1978年、地元開催のワールドカップ優勝により、初の国際大会のタイトルを獲得したアルゼンチンですが、
時同じくして、アルゼンチンには2人の天才が国際舞台にデビューする事となります。
1人は言わずと知れた天才ディエゴ・マラドーナ、そしてもう1人は日本でも活躍したラモン・ディアスです。
若干15歳でプロデビューしたマラドーナは、ワールドカップでも代表候補に選ばれていましたが、
年齢が若いこともあり次点に終わってしまいます。そしてその直後にデビューしたのがディアスでした。

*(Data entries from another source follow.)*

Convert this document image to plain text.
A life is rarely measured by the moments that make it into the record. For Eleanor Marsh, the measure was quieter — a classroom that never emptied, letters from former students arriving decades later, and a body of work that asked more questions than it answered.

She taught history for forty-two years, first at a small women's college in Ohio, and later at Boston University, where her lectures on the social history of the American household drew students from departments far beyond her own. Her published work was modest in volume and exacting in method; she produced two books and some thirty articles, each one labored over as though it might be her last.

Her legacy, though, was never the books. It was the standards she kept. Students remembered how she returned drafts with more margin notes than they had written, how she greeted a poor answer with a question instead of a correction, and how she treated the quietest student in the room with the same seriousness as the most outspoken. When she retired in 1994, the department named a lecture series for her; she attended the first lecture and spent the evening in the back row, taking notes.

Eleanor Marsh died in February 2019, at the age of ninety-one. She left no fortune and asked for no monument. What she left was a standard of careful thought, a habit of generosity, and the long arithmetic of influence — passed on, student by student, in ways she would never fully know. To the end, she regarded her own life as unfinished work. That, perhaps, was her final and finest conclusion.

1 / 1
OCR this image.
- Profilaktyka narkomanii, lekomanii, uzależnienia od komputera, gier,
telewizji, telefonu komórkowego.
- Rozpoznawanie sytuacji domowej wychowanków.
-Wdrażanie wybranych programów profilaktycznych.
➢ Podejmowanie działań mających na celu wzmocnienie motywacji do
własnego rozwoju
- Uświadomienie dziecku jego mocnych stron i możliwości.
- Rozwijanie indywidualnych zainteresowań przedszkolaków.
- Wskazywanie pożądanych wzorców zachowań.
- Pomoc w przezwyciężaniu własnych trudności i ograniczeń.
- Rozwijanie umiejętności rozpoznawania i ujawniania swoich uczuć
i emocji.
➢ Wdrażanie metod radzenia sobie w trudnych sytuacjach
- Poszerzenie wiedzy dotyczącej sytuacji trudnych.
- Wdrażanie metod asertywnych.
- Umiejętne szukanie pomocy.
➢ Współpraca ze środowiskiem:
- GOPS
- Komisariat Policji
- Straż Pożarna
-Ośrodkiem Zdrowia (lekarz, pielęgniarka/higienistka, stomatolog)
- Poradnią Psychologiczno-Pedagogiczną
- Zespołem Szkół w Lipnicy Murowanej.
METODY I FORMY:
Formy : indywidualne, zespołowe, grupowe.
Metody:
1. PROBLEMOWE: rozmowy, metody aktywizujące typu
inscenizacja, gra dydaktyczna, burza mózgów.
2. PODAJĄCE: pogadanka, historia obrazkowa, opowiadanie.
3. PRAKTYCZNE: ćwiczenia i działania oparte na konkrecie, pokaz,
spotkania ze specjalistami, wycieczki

その2人の初めての国際舞台となったのが日本で開催されたワールドユース大会、
マラドーナと、ディアスに牽引されたアルゼンチン代表は圧倒的な強さを見せて見事優勝を勝ち取ります、
そしてほどなく彼等は代表に定着する事となります。

1982年スペインで行われたワールドカップ、マラドーナ、ディアス、そこにケンペスを加えた3人のアタッカーは
紛れもなく相手の脅威となるはずでした。
しかしいざ大会が始まるとマラドーナは激しいマークもあり沈黙、
それに追随するようにケンペスもディアスも本来の力を発揮出来ぬままワールドカップをあとにする事となります。
当時まだ22歳のディアスにとってはこれが最後のワールドカップ、そして最後の代表となってしまいました。
ディアスはその後活躍の場をヨーロッパに移し、そこでも活躍、
しかし代表とは全くもって無縁で結局マラドーナに勝るとも劣らぬ実力を持ちながら
国際舞台に2度と上がる事はありませんでした。